The annual payment from thereon will depend on how much land is taken up by the infrastructure.

Compensatory payments can be split between the owner and the occupier, as it will be the tenant who will be out of pocket during the construction phase and until that land is reinstated.

Although there are no policy changes on the horizon governing wayleaves and easements, the government through its Department of Business, Energy and Industrial Strategy called for evidence earlier this year as it looks at the suitability of the current framework to deliver the UK’s need to shift to renewables.

Wayleave payments

In the case of electricity fixtures, wayleave payments are paid to the landowner and the tenant, with rates agreed annually between the Energy Networks Association (ENA) and the farming unions.

The ENA recommends settlements to its member companies and it is then a matter for each company’s discretion whether to adopt the recommendation.

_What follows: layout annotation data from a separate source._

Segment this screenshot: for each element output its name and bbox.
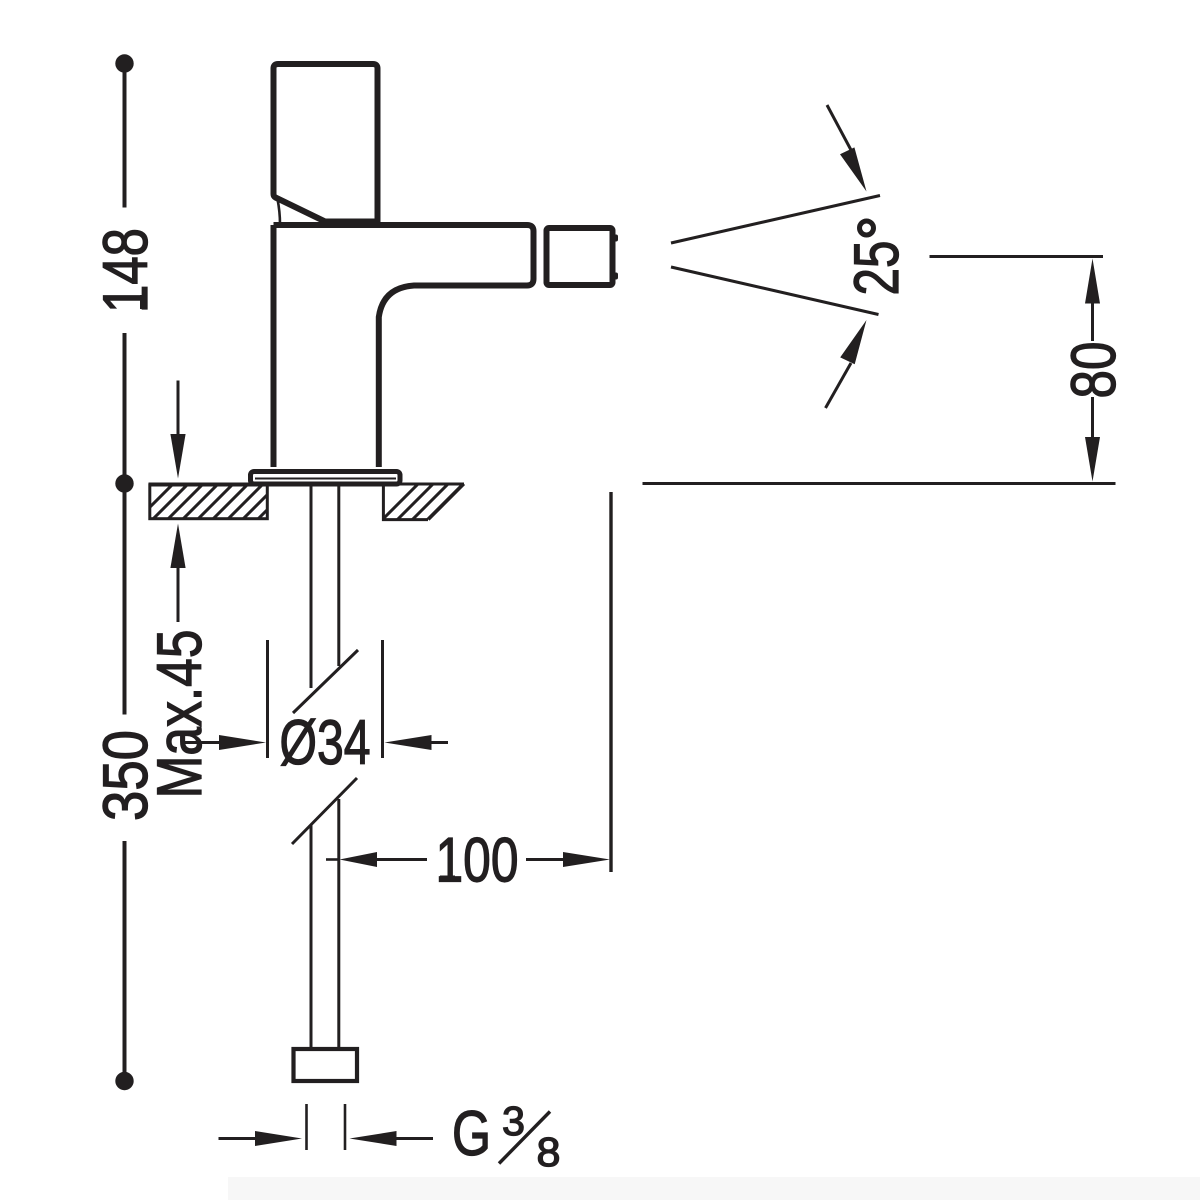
dimension 100 right extension line <box>609 492 612 872</box>
svg-text:8: 8 <box>537 1129 561 1175</box>
G3/8 left extension tick <box>305 1104 308 1150</box>
spray angle upper leader arrow <box>827 105 867 192</box>
wire dimension line 350 <box>123 491 127 1077</box>
dimension Ø34 left arrow <box>183 735 267 750</box>
G3/8 right arrow <box>350 1131 434 1146</box>
counter hatch right block <box>380 482 465 522</box>
dimension Ø34 left extension tick <box>266 640 269 758</box>
dimension Ø34 right extension tick <box>381 640 384 758</box>
G3/8 fraction slash <box>499 1112 550 1164</box>
hose right line upper <box>337 486 340 666</box>
dimension 100 left arrow <box>340 852 428 867</box>
aerator body <box>547 228 613 285</box>
spray lower line <box>671 267 879 315</box>
svg-text:25: 25 <box>842 241 912 296</box>
wire Max.45 lower arrow <box>170 524 185 623</box>
handle lever tip thin edge <box>278 199 281 224</box>
hose right line lower <box>337 799 340 1049</box>
G3/8 right extension tick <box>344 1104 347 1150</box>
svg-text:80: 80 <box>1059 342 1129 399</box>
counter level extension line right <box>643 482 1116 485</box>
node dot top of 148 <box>115 54 133 72</box>
svg-text:3: 3 <box>502 1098 525 1144</box>
svg-text:G: G <box>452 1099 491 1169</box>
wire dimension line 148 <box>123 70 127 478</box>
value label G 3/8 <box>452 1098 561 1175</box>
hose break lower diagonal <box>292 778 357 844</box>
dimension 100 right arrow <box>526 852 610 867</box>
faucet handle <box>274 64 378 222</box>
G3/8 left arrow <box>219 1131 303 1146</box>
hose left line lower <box>310 825 313 1049</box>
escutcheon inner line <box>255 478 396 480</box>
wire Max.45 upper arrow <box>170 381 185 479</box>
bottom light band <box>228 1177 1200 1200</box>
counter hatch left block <box>135 482 295 522</box>
svg-text:148: 148 <box>91 228 161 313</box>
faucet body left edge <box>271 225 277 467</box>
escutcheon base plate <box>251 472 401 485</box>
node dot at counter level <box>115 474 133 492</box>
faucet body outline <box>274 225 534 467</box>
node dot bottom of 350 <box>115 1072 133 1090</box>
spray angle lower leader arrow <box>826 320 867 408</box>
spray upper line <box>671 196 880 244</box>
svg-text:100: 100 <box>436 826 519 896</box>
bottom connector block <box>294 1049 358 1081</box>
dimension 80 upper arrow <box>1085 259 1100 342</box>
dimension 80 top extension line <box>930 255 1104 258</box>
dimension 80 lower arrow <box>1085 397 1100 482</box>
aerator nub upper <box>610 235 618 242</box>
counter top line <box>149 483 465 486</box>
hose break upper diagonal <box>293 650 358 713</box>
svg-text:Ø34: Ø34 <box>280 708 371 778</box>
aerator nub lower <box>610 273 618 280</box>
dimension Ø34 right arrow <box>385 735 449 750</box>
hose left line upper <box>310 486 313 688</box>
dimension 100 line left stub <box>326 858 339 861</box>
svg-text:Max.45: Max.45 <box>145 630 215 799</box>
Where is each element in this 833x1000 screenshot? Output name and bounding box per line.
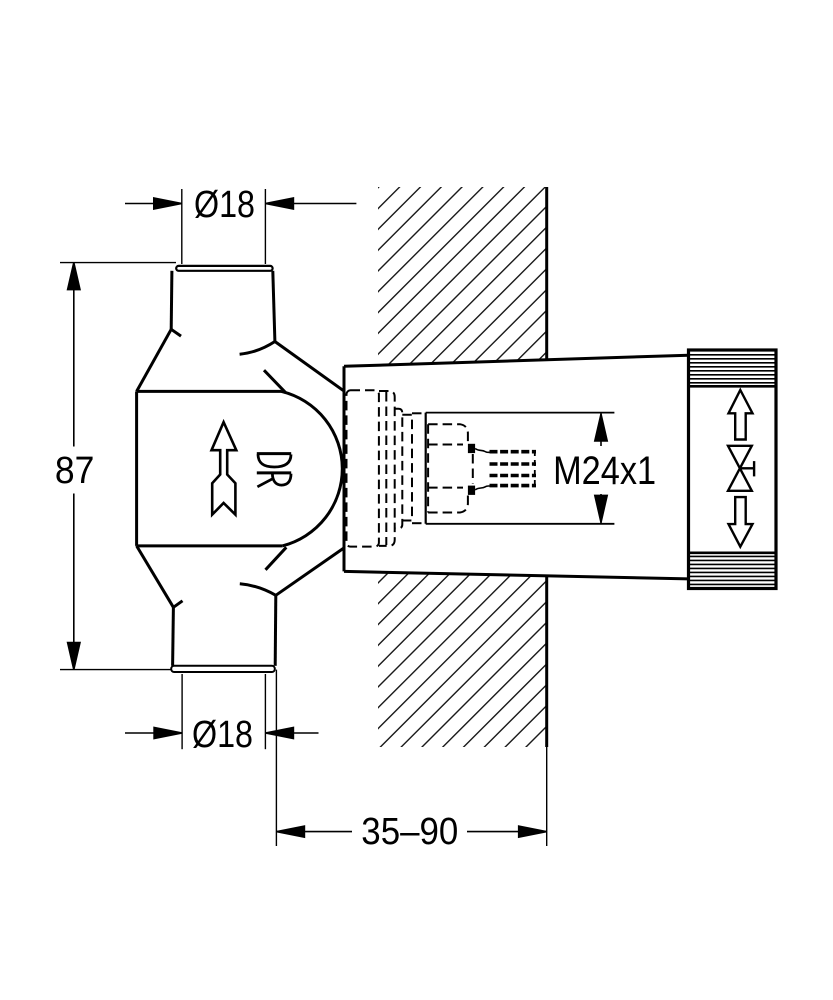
svg-text:Ø18: Ø18 [194,184,255,226]
svg-text:Ø18: Ø18 [192,714,253,756]
svg-text:35–90: 35–90 [361,811,458,853]
svg-text:87: 87 [55,450,95,492]
svg-text:M24x1: M24x1 [553,449,656,493]
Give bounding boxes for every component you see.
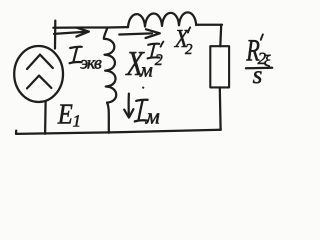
svg-text:s: s bbox=[253, 62, 263, 89]
source chevron upper bbox=[27, 55, 53, 69]
wire: bottom-left vertical lead from source to bottom rail bbox=[44, 102, 47, 134]
wire: lead from top rail into magnetizing branch bbox=[104, 28, 107, 39]
source chevron lower bbox=[27, 76, 51, 89]
wire: right vertical from corner to resistor bbox=[219, 25, 222, 46]
svg-text:м: м bbox=[145, 104, 160, 129]
label Iekv: hand-drawn capital I bbox=[70, 47, 82, 63]
inductor X2' (4 humps on top rail) bbox=[128, 12, 196, 27]
arrow: Im downward arrow bbox=[128, 94, 131, 115]
wire: right vertical from resistor to bottom rail bbox=[219, 87, 222, 129]
wire: top-left vertical lead from top rail down to source bbox=[54, 21, 57, 49]
stray ink dot bbox=[142, 87, 144, 89]
prime tick of X2' bbox=[188, 27, 190, 32]
resistor R2/s body bbox=[210, 46, 229, 87]
fraction bar of R2/s bbox=[246, 67, 272, 70]
arrow: Iekv current arrow bbox=[54, 32, 84, 34]
source E1 circle bbox=[14, 46, 63, 102]
svg-text:2: 2 bbox=[155, 52, 163, 69]
svg-text:ξ: ξ bbox=[264, 53, 271, 70]
wire: top rail from left corner to start of coil X2' bbox=[53, 26, 128, 29]
arrow: I2' current arrow bbox=[119, 33, 152, 34]
wire: bottom rail bbox=[16, 130, 221, 134]
svg-text:1: 1 bbox=[73, 112, 82, 131]
prime tick of R2 bbox=[261, 34, 263, 39]
label Im: hand-drawn capital I bbox=[135, 100, 148, 122]
wire: top rail from coil to top-right corner bbox=[196, 24, 222, 26]
svg-text:м: м bbox=[139, 60, 153, 82]
wire: lead from Xm down to bottom rail bbox=[107, 103, 109, 133]
svg-text:E: E bbox=[57, 98, 73, 130]
label I2: hand-drawn capital I bbox=[148, 44, 160, 59]
prime tick of I2' bbox=[161, 42, 164, 47]
svg-text:экв: экв bbox=[80, 53, 102, 73]
inductor Xm (4 right-bulging bumps) bbox=[104, 39, 116, 103]
svg-text:2: 2 bbox=[185, 42, 193, 58]
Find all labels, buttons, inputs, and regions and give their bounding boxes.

The rates, which change every few years, are usually out of date – for instance, current payments won’t reflect the recent huge rises in fertiliser and fuel costs and the impact these are having on growing crops and grass.

As a result of changes agreed between the NFU and ENA in 2019-20, the five-year averaging of rates and upward-only adjustment agreement was removed from the calculation in 2020.

This means that rates can now go up more sharply than before, but can also fall.

Advisory wayleave payment rates are also in place for the buried broadband fibre in rural areas.

In 2018, BT and Openreach negotiated with the Country Land and Business Association and NFU on rates set out in a 2012 agreement and a big uplift was agreed, to £3.90/m for a permanent wayleave.

This is seen as a gold standard for compensation.

But fibre network builders want a voluntary agreement instead and have hinted at the possibility of a test legal challenge, citing legislation that was designed to reduce the cost and delays of rolling out fibre in the 2017 Electronics Communications Code.

Tax

Are wayleaves and easements farm property income, trading income or capital sums?

As farmers and landowners have such diverse income tax and capital tax positions, tax expert Fred Butler, of Butler & Co, says it is essential that tax advisers approach payments with an open mind.

To work out how the payment will be treated for tax purposes, it is important to have a good understanding of what is in the agreement, the trading activity that the land is used for – in the case of farmland producing livestock or growing crops – and the type of compensation that is being paid, he advises.

“There is no room for ill-researched assumption. Planning in advance of the final agreement can be very tax-efficient,” he suggests.

In many cases, a wayleave or easement can be treated as trading income by a farm business rather than property income, because the land is part of their trade.

“If the land is used for farming, the rent and also the expenses incurred – for instance fees paid to an agent – can be brought into account in calculating the profits of the person’s trade,” says Mr Butler.

However, treating payments as property income can have advantages for Class 4 NIC and could benefit from the tax-free property income allowance, if available, he adds.

“For some farmers, for instance under the hobby farming rules where that farmer needs to make a profit to be able to continue to offset farm losses against other income, treating the wayleave as trading income may be more advantageous.

“But of course it depends on the facts of the case.’’

If a single lump sum payment is received for the grant of rights in perpetuity, or for a specified number of years, this can be subject to capital gains tax.

“It is likely that when large payments are received that this is a mixture of trading and capital income, therefore analysis and review of the facts is important to determine the tax treatment for the landowner,” says Mr Butler.